The International Panel of Experts on Sustainable Food Systems (IPES-Food) recently released a special report on the war against Ukraine. It finds that the war has resulted in a third global food price spike in 15 years. The report outlines the crisis’ structural causes and recommends solutions that will make the food system more resilient in the future.
Using modeling by the U.N. Food and Agriculture Organization (FAO), authors of the IPES-Food report believe it is increasingly likely that an additional 13.1 million people around the world will face undernourishment. This includes 6.4 million in the Asia-Pacific region and 5.1 million in Sub-Saharan Africa.
In recent weeks, global food prices have reached historic highs since the FAO first began recording them.

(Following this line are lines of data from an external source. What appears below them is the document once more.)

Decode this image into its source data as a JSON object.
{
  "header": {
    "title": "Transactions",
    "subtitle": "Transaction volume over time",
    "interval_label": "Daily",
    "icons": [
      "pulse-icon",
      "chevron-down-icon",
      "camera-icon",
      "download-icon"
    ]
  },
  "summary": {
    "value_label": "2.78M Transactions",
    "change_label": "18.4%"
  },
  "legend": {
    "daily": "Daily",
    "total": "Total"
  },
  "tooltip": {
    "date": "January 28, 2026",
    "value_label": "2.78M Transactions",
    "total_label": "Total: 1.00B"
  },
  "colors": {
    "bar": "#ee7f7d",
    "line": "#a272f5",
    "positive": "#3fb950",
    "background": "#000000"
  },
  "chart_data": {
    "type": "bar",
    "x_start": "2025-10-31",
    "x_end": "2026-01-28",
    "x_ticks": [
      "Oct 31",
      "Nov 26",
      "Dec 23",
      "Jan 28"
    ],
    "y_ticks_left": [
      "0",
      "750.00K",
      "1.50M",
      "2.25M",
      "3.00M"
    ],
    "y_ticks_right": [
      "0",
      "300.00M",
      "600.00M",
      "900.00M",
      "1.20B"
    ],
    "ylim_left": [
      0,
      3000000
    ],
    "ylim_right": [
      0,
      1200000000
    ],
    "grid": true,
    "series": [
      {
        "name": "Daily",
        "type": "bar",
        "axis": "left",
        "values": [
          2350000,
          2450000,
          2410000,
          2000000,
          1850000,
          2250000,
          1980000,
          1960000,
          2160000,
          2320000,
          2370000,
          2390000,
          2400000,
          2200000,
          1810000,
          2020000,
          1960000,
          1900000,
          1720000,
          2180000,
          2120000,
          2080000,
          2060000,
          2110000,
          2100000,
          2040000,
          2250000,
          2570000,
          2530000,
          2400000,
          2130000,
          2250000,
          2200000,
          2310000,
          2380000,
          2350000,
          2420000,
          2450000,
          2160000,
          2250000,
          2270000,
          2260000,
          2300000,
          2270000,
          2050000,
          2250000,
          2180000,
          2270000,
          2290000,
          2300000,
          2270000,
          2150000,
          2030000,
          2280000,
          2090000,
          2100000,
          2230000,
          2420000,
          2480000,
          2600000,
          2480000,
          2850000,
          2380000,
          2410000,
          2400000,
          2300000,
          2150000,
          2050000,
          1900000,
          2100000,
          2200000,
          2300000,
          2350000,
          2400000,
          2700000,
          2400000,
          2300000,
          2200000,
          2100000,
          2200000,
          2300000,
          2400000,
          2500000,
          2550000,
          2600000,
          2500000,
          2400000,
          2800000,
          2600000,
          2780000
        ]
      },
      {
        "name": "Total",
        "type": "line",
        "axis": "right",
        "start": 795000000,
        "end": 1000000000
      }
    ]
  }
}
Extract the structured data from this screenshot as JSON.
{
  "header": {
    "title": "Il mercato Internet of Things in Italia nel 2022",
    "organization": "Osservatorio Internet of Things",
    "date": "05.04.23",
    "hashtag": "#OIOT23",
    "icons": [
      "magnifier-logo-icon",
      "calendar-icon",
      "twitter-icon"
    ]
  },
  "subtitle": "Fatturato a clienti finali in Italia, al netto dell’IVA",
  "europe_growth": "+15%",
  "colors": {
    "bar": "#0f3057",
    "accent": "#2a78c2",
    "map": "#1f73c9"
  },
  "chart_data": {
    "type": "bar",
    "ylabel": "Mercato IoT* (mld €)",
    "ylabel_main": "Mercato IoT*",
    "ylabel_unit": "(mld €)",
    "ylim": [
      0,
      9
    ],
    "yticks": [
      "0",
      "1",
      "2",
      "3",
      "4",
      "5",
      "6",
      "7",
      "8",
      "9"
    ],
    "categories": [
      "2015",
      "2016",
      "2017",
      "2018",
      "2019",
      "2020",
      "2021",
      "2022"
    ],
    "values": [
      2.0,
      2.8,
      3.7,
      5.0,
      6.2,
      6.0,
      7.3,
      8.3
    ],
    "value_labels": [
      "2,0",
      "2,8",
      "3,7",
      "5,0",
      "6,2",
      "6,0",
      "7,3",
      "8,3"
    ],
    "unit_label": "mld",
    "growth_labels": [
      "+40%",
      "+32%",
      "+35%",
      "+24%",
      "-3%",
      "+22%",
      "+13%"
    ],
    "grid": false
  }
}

And the FAO reports that prices are 34 percent higher than this time last year.
The IPES-Food report argues that “a number of underlying rigidities, weaknesses, and flaws in global food systems are amplifying the effects of the Ukraine conflict on food security.”
“Although the war in Ukraine has created major supply disruptions, and the situation is still deteriorating, there is not a global food shortage at the present time,” Nick Jacobs, Director of IPES-Food and a co-author on the report, tells Food Tank. “The real problem is that most of the world’s grain reserves are in the hands of big corporations, and they have little interest in disclosing those stocks or releasing them while prices are still rising.”
Jacobs goes on to say that “uncertainty allows financial speculators to bet on food commodities, driving up real-world prices even further, and leaving low-income countries unable to afford to import the staple foods on which their populations depend.”
In response to rising import costs, countries are calling on their farmers to shift production patterns to focus on products that can be consumed locally. But systemic obstacles make this shift challenging for many farmers.
The preferences of commodity buyers and investors often determine production patterns. Reliance on synthetic fertilizers also restricts farmers to their current production systems.
Following the 2007-2008 global food price crisis when wheat and rice prices nearly doubled, Jacobs explains that countries have taken some steps to build resilience to shocks, including rebuilding grain reserves. But, he argues, nothing has gone far enough. “As a result, we’ve sleepwalked into a repeat of the last food price crisis.”
The report provides several recommendations to prevent the worst of the current crisis and build resilience. Jacobs tells Food Tank that “our key message here is that we don’t need to trade off short-term needs and long-term imperatives.”
The authors call for supporting net food importing countries, including through debt relief programs, diversifying food production, restructuring trade flows, cracking down on commodity speculation and forcing grain traders to disclose stocks. They also recommend accelerating the development of regional grain reserves and reducing farmers’ reliance on fertilizers. These actions, the authors argue, will make the global food system more resilient and able to avoid future food price crises.
“It’s becoming clear that this isn’t a one-off shock,” Jacobs tells Food Tank. With progress on addressing global hunger grinding to a halt over the last six to seven years and the going into reverse due to the COVID-19 pandemic, Jacobs warns that “What we’re seeing now is an acceleration of that trend. Even when this conflict ends, the same underlying fragilities will be there, including vulnerability to climate shocks.”